Without a clear strategy, a career in motivational speaking is unlikely to feed your family.
Are you confident?
People buy your confidence. They listen to speakers who demonstrate faith in their ideas and solutions.
Wannabe speakers play small. They pick audiences whom they believe they can easily handle.
That’s what I did when I dreamed of becoming a motivational speaker.
I targeted students since I was previously a seminarian who handled retreats and recollections. I was a school teacher whose words were listened to by students. I sent letters to more than a hundred schools. None took my offer.
When I started offering my services to principals and their bosses, I started to motivate teachers. When I began training managers, I began to speak at sales rallies, conferences, and conventions.
The key is authentic confidence. No, not the “fake it ’til you make it advice” often given by those who don’t get paid to speak.
You will build authentic confidence when you spend time understanding your audience, knowing their problems, and finding ways to solve them.
Learn your trade. Be a motivational speaker who spends time creating solutions to help people. Your ability to tell a story will help you connect with your audience, but your answers will give you confidence.
Do you know your lane?
Wannabe speakers speak about almost everything. Upon listening to one great speaker, they regurgitate the ideas, then deliver the same as if those ideas are their own.
Pick your lane.
There are thousands of motivational speakers. More than 80 percent of them say the same thing. But only five percent can genuinely claim they are professional speakers.
They are speakers who have solutions to the problems of their starving crowd. Pick one elegant idea, an idea that solves your starving crowd’s problem, and make it your own.
Russel Conwell’s speech, Acres of Diamonds, was delivered more than 6000 times, and there was always a starving crowd of people who wanted to become successful.
People paid to hear the speeches of Og Mandino again and again. He picked his lane.

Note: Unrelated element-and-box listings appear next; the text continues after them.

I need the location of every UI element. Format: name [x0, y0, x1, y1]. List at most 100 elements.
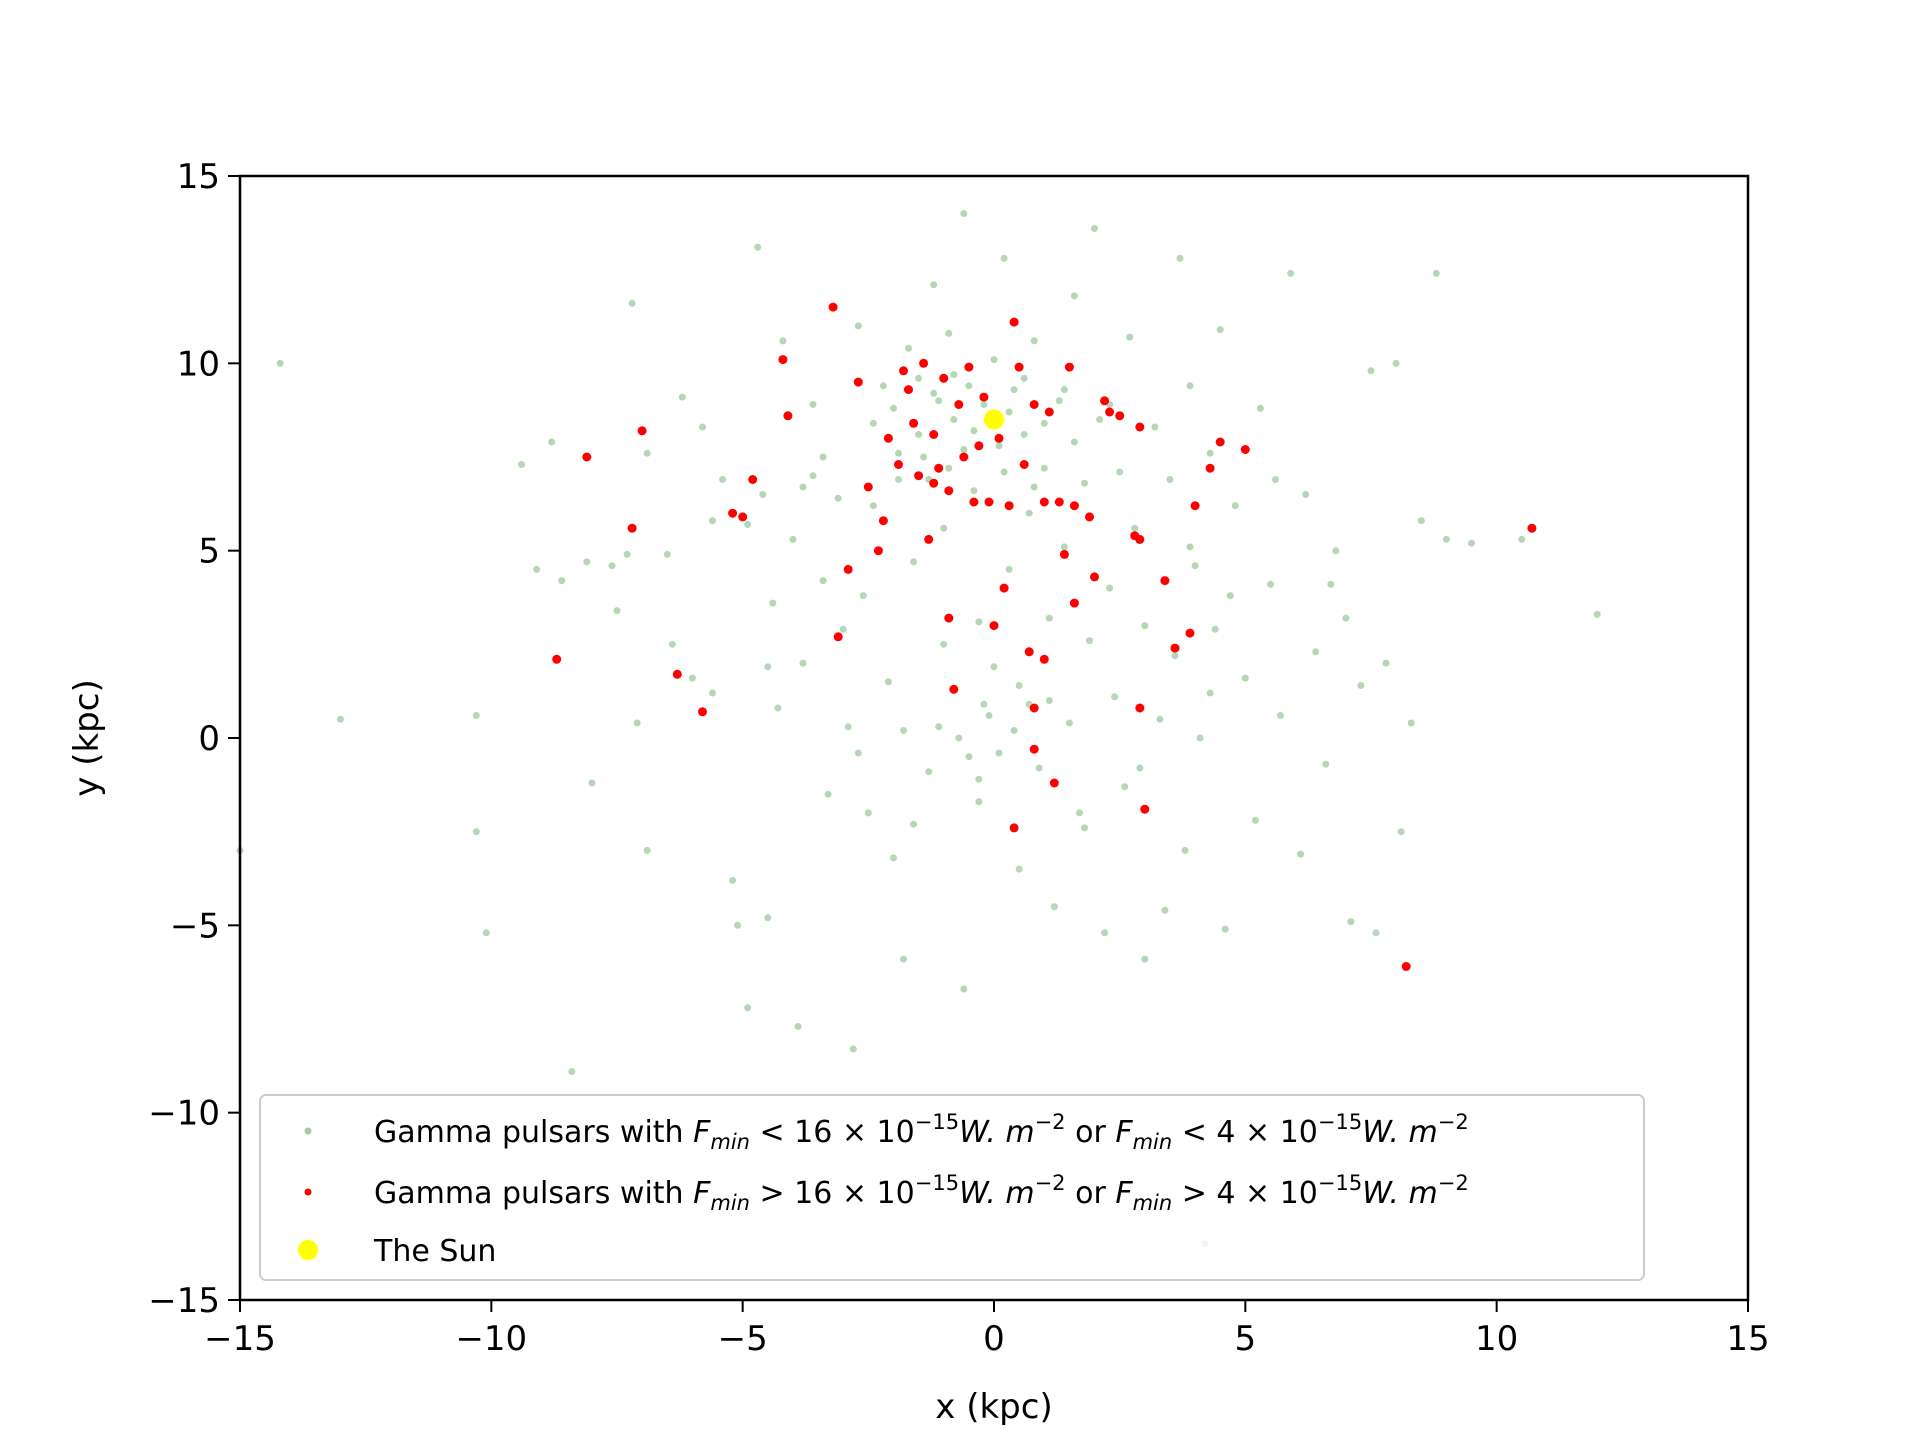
legend-entry-bright: Gamma pulsars with Fmin > 16 × 10−15W. m…	[374, 1171, 1469, 1215]
bright-pulsar-point	[904, 385, 913, 395]
bright-pulsar-point	[1064, 362, 1074, 372]
legend-bright-lead: Gamma pulsars with	[374, 1176, 693, 1211]
faint-pulsar-point	[1312, 648, 1320, 656]
bright-pulsar-point	[843, 564, 853, 574]
faint-pulsar-point	[633, 719, 641, 727]
faint-pulsar-point	[975, 775, 983, 783]
legend-bright-exp1: −15	[915, 1171, 959, 1195]
legend-entry-faint: Gamma pulsars with Fmin < 16 × 10−15W. m…	[374, 1110, 1469, 1154]
bright-pulsar-point	[924, 534, 934, 544]
bright-pulsar-point	[1140, 804, 1150, 814]
bright-pulsar-point	[1004, 501, 1014, 511]
faint-pulsar-point	[1000, 468, 1008, 476]
faint-pulsar-point	[970, 487, 978, 495]
faint-pulsar-point	[1397, 828, 1405, 836]
bright-pulsar-point	[934, 463, 944, 473]
faint-pulsar-point	[930, 281, 938, 289]
legend-entry-sun: The Sun	[373, 1234, 496, 1269]
faint-pulsar-point	[1267, 580, 1274, 588]
faint-pulsar-point	[1181, 846, 1189, 854]
bright-pulsar-point	[1135, 422, 1145, 432]
bright-pulsar-point	[994, 433, 1004, 443]
faint-pulsar-point	[1030, 337, 1038, 345]
x-tick-label: 5	[1235, 1319, 1257, 1359]
faint-pulsar-point	[1040, 419, 1048, 427]
x-tick-label: 0	[983, 1319, 1005, 1359]
faint-pulsar-point	[1116, 468, 1124, 476]
bright-pulsar-point	[1019, 460, 1029, 469]
faint-pulsar-point	[1342, 614, 1350, 622]
faint-pulsar-point	[1211, 625, 1219, 633]
bright-pulsar-point	[883, 433, 893, 443]
bright-pulsar-point	[863, 482, 873, 492]
faint-pulsar-point	[895, 476, 902, 483]
legend-marker-sun-point	[298, 1240, 318, 1260]
bright-pulsar-point	[582, 452, 592, 462]
faint-pulsar-point	[1287, 269, 1295, 277]
bright-pulsar-point	[728, 508, 738, 518]
faint-pulsar-point	[945, 329, 953, 337]
faint-pulsar-point	[729, 876, 737, 884]
bright-pulsar-point	[949, 684, 959, 694]
bright-pulsar-point	[828, 302, 838, 312]
faint-pulsar-point	[1020, 431, 1028, 438]
faint-pulsar-point	[995, 749, 1003, 757]
bright-pulsar-point	[738, 512, 748, 522]
bright-pulsar-point	[1049, 778, 1059, 788]
x-tick-label: 15	[1726, 1319, 1769, 1359]
bright-pulsar-point	[1185, 628, 1195, 638]
faint-pulsar-point	[930, 389, 938, 397]
faint-pulsar-point	[809, 401, 817, 408]
bright-pulsar-point	[833, 632, 843, 642]
faint-pulsar-point	[774, 704, 782, 712]
legend-frame	[259, 1094, 1645, 1281]
legend-faint-lead: Gamma pulsars with	[374, 1115, 693, 1150]
y-tick-label: 0	[198, 719, 220, 759]
faint-pulsar-point	[879, 382, 887, 390]
bright-pulsar-point	[1024, 647, 1034, 657]
legend-faint-sub2: min	[1133, 1130, 1173, 1154]
bright-pulsar-point	[929, 430, 939, 439]
bright-pulsar-point	[1160, 576, 1170, 586]
faint-pulsar-point	[910, 820, 918, 828]
bright-pulsar-point	[944, 486, 954, 496]
faint-pulsar-point	[1221, 925, 1229, 933]
faint-pulsar-point	[1070, 292, 1078, 300]
x-tick-label: −10	[455, 1319, 527, 1359]
faint-pulsar-point	[980, 401, 988, 408]
legend-faint-exp2: −15	[1318, 1110, 1362, 1134]
faint-pulsar-point	[960, 446, 968, 453]
faint-pulsar-point	[759, 491, 767, 498]
bright-pulsar-point	[783, 411, 793, 421]
faint-pulsar-point	[1251, 816, 1259, 824]
faint-pulsar-point	[779, 337, 787, 345]
faint-pulsar-point	[1020, 374, 1028, 382]
faint-pulsar-point	[910, 558, 918, 566]
faint-pulsar-point	[1593, 610, 1601, 618]
faint-pulsar-point	[719, 476, 727, 483]
faint-pulsar-point	[588, 779, 596, 787]
bright-pulsar-point	[929, 478, 939, 488]
faint-pulsar-point	[1156, 715, 1164, 723]
faint-pulsar-point	[663, 550, 671, 558]
faint-pulsar-point	[1060, 386, 1068, 394]
faint-pulsar-point	[1131, 524, 1139, 532]
faint-pulsar-point	[1407, 719, 1415, 727]
faint-pulsar-point	[628, 299, 636, 307]
faint-pulsar-point	[799, 659, 807, 667]
faint-pulsar-point	[1347, 918, 1355, 926]
faint-pulsar-point	[995, 442, 1003, 450]
faint-pulsar-point	[1256, 404, 1264, 412]
faint-pulsar-point	[1372, 929, 1380, 937]
bright-pulsar-point	[778, 355, 788, 365]
legend-faint-uexp2: −2	[1438, 1110, 1469, 1134]
faint-pulsar-point	[990, 663, 998, 671]
faint-pulsar-point	[890, 404, 897, 412]
faint-pulsar-point	[709, 689, 716, 697]
bright-pulsar-point	[1100, 396, 1110, 406]
faint-pulsar-point	[1096, 416, 1104, 423]
bright-pulsar-point	[984, 497, 994, 507]
x-axis-label: x (kpc)	[935, 1387, 1052, 1427]
faint-pulsar-point	[1468, 539, 1475, 547]
faint-pulsar-point	[744, 520, 752, 528]
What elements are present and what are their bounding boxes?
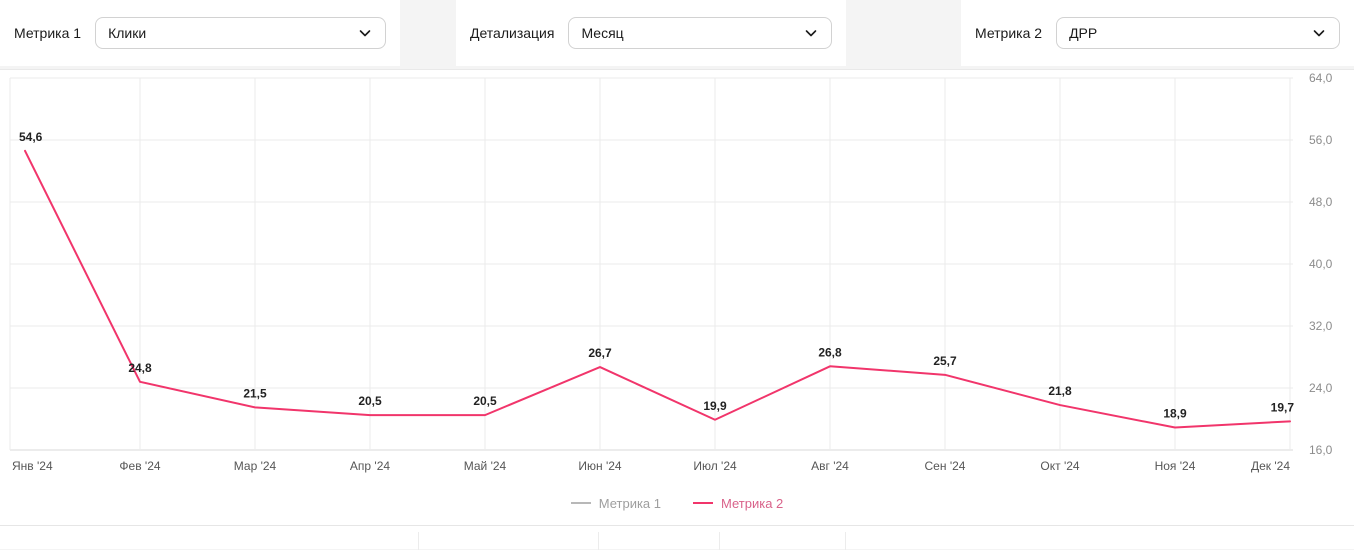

You can say the same for Nick Vujicic, Simon Sinek, Zig Ziglar, Chris Gardner, Eckart Tolle, and T. Harv Ecker.
You will find many motivational speakers in the Philippines. But only a few picked a lane. Be a motivational speaker who is known for one thing.
You can be a motivational speaker who can speak about any topic. Many speakers are like that. But to help more people — and become successful, then you have to pick a lane.
Are you willing to do the work?
I know a pastor who said he never prepared a sermon because the Holy Spirit speaks, not him, in his speeches. I don’t know what spirit possessed him, but he is one of the most disorganized and confused speakers I have ever heard.
Craft your speeches like you are going to speak to the people you honor and respect. People are allowing you to change their lives.
Professional speakers do rehearsals. Like other professional performers, they want to deliver their messages in the best way possible.
Winging it won’t make you fly high. Be a motivational speaker who honors and respects people.
Do you have solutions?
You want your speech to be sticky and memorable. You want to make your solutions look credible. You can do both when you convert your answers into a formula that people can follow.
Einstein gave us E = mc² because that is sticky and memorable. When explained, it is easier to understand.
Motivational speakers with original ideas may come up with acronyms. But a formula sounds like a solution. People are not looking for acronyms; they want solutions.